Not sure why, but my uploaded files are not showing.

Thanks for the logs. I’m pasting in some additional context from Slack so that it doesn’t get lost.

We’ve been experiencing issues with our 1.3.0 namerd/linkerd deployment over the last couple of weeks. Linkerd instances are regularly falling into a state where requests for certain services result in an error like com.twitter.finagle.RequestTimeoutException: exceeded 10.seconds to unspecified while dyn binding ....

Strangely, requests for other services via the same “broken” linkerd instance succeed. Even more strangely, requests to the /delegator.json API on the problematic linkerd instance succeed most of the time (some times they time out). The delegation API to all namerds in our cluster succeed when curl’d manually from the problematic linkerd’s box.

Bouncing namerd cluster does not resolve issue. Only bouncing problematic linkerds resolve the issue (until they fall into a bad state again). The issue was observed with linkerd 1.3.0+namerd 1.3.0, and linkerd 1.3.5 + namerd 1.3.0.

We’re currently updating our namerd clusters to the latest (1.3.5), and have dialed up logging on the datacenter that’s been showing the problem to level=ALL.

Do yall have any recommendations for particular errors to look for, or for particular metrics to track, while we’re monitoring this issue? (edited)

(FWIW we suspect network issues as the ultimate root cause, since the only cluster showing the problem is our local-datacenter cluster, which recently was re-IP’d among other changes. But I’ve had some trouble actually getting a log statement or metric from linkerd that would shed light what error is actually occurring)

@chrismikehogan you mentioned in slack that you would share some your results of a tcpdump between linkerd and namerd, where you able to find anything strange?

The only thing I noticed while running tcpdump on a linkerd instance experiencing the issue, while curling the /delegation.json endpoint over and over, was that I was seeing chatter from only 2 of the 3 namerd’s in that environment’s cluster.

Looking a different linkerd seeing the problem at the same time, again while curling the /delegation.json endpoint, I only saw it sending/receiving from 2 of 3 namerds, but a different 2 than the other.

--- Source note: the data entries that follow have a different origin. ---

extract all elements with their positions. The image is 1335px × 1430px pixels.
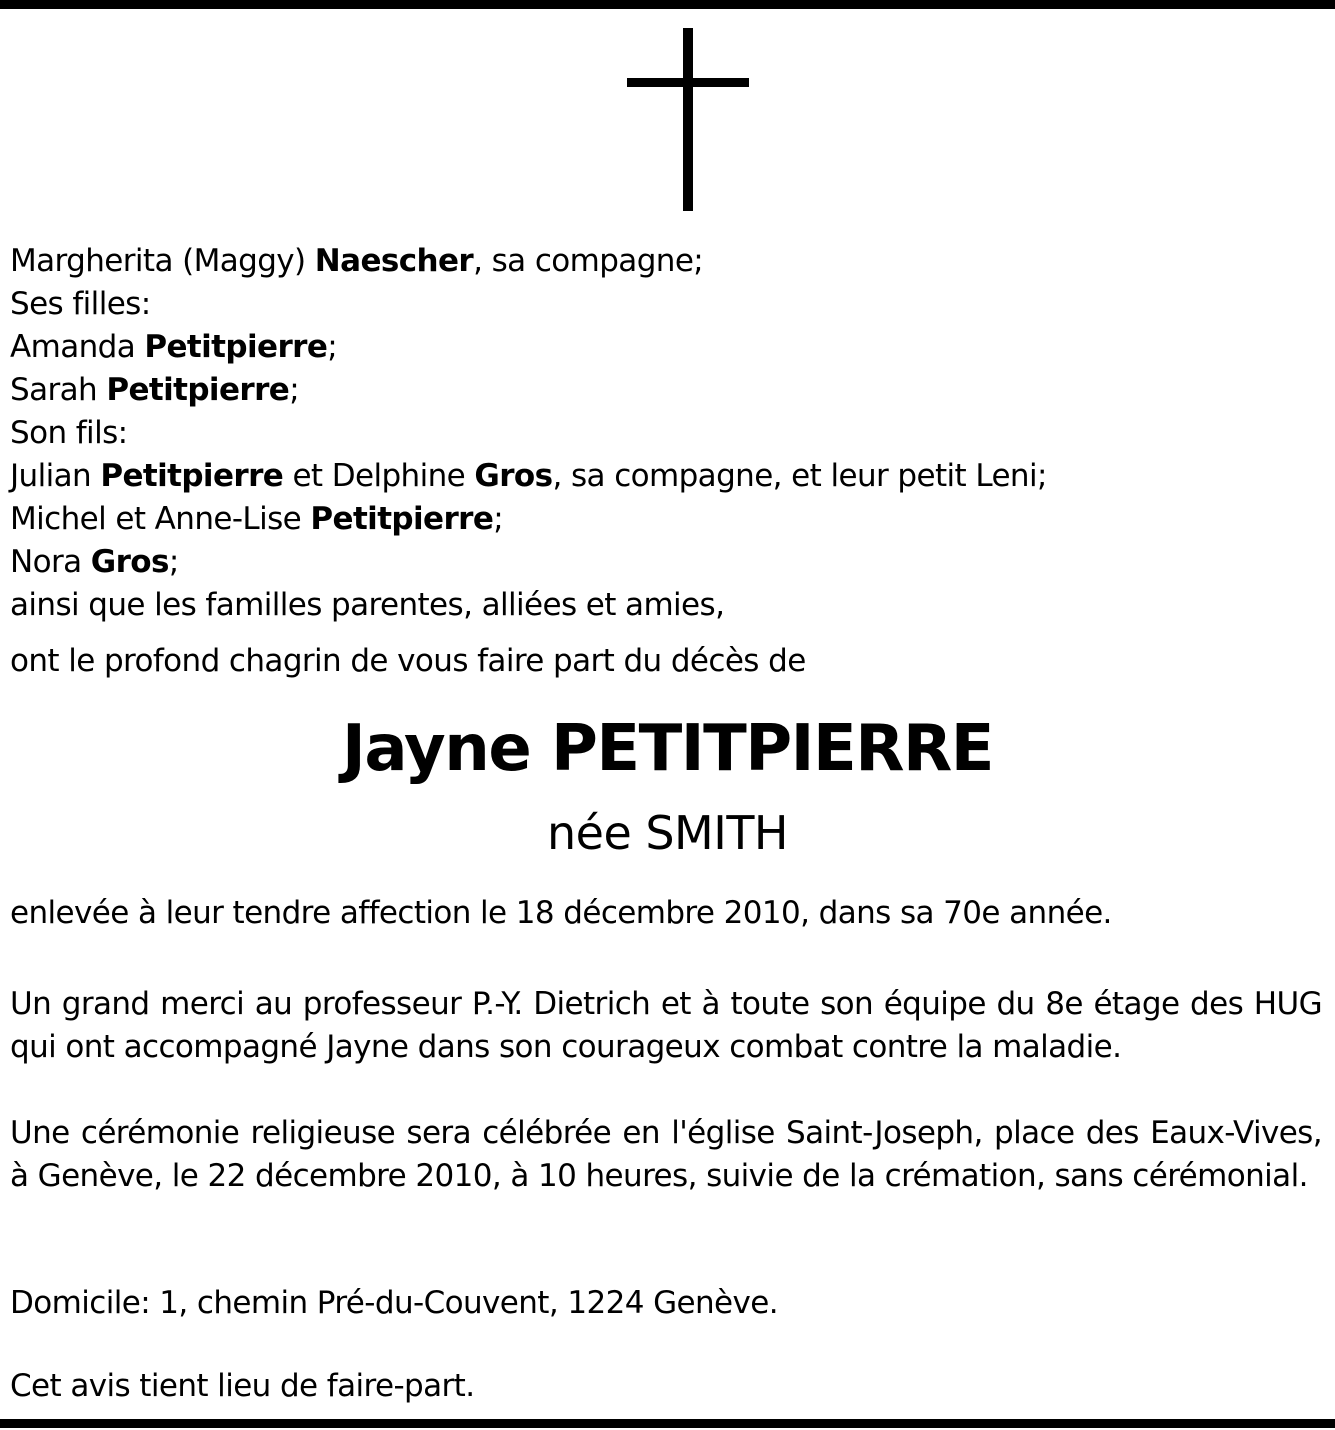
family-line: Amanda Petitpierre; [10,329,338,365]
death-date-line: enlevée à leur tendre affection le 18 décembre 2010, dans sa 70e année. [10,895,1112,931]
deceased-name: Jayne PETITPIERRE [342,712,993,786]
announcement-text: ont le profond chagrin de vous faire part du décès de [10,643,806,679]
ceremony-paragraph: Une cérémonie religieuse sera célébrée en l'église Saint-Joseph, place des Eaux-Vives, à Genève, le 22 décembre 2010, à 10 heures, suivie de la crémation, sans cérémonial. [10,1115,1322,1194]
family-line: Margherita (Maggy) Naescher, sa compagne; [10,243,704,279]
family-line: Michel et Anne-Lise Petitpierre; [10,501,504,537]
cross-vertical-bar [683,28,693,211]
family-line: Ses filles: [10,286,151,322]
family-line: Nora Gros; [10,544,179,580]
family-line: Son fils: [10,415,128,451]
family-line: ainsi que les familles parentes, alliées et amies, [10,587,725,623]
bottom-border-rule [0,1419,1335,1428]
thanks-paragraph: Un grand merci au professeur P.-Y. Dietrich et à toute son équipe du 8e étage des HUG qui ont accompagné Jayne dans son courageux combat contre la maladie. [10,986,1322,1065]
family-line: Julian Petitpierre et Delphine Gros, sa compagne, et leur petit Leni; [10,458,1047,494]
cross-icon [627,28,749,211]
top-border-rule [0,0,1335,9]
family-line: Sarah Petitpierre; [10,372,300,408]
cross-horizontal-bar [627,78,749,87]
notice-line: Cet avis tient lieu de faire-part. [10,1368,475,1404]
maiden-name: née SMITH [546,806,789,860]
domicile-line: Domicile: 1, chemin Pré-du-Couvent, 1224 Genève. [10,1285,778,1321]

It seems that a given linkerd’s connection to a namerd would fail in some way that the linkerd did not recognize as a failure, and so would not retry.

Has anything changed in your efforts to resolve this, or are you still experiencing the issue?

Huge apology for dropping off the face of the earth. Been busy over here.

We stopped seeing the issue once we ran linkerd in standalone mode (i.e. no namerd) in the problematic datacenter, and we confirmed that there was a firewall between the linkerd’s and the namerd cluster in that datacenter, which is not true in any other datacenter.

This has left us pretty confident that the firewall was provoking issues with linkerd. There’s possibly a bug in linkerd where it doesn’t handle the firewall terminating the connection to namerd, but we haven’t any direct proof of that. Only the indirect not-quite-proof of seeing things don’t work well when there’s a firewall in the mix.

We’re going to fix our network config so our linkerd doesn’t have to go through a firewall to reach namerd.

Glad that got sorted out! We’ll keep an eye out for this issue in the future in case there is an underlying issue with putting namerd behind a firewall.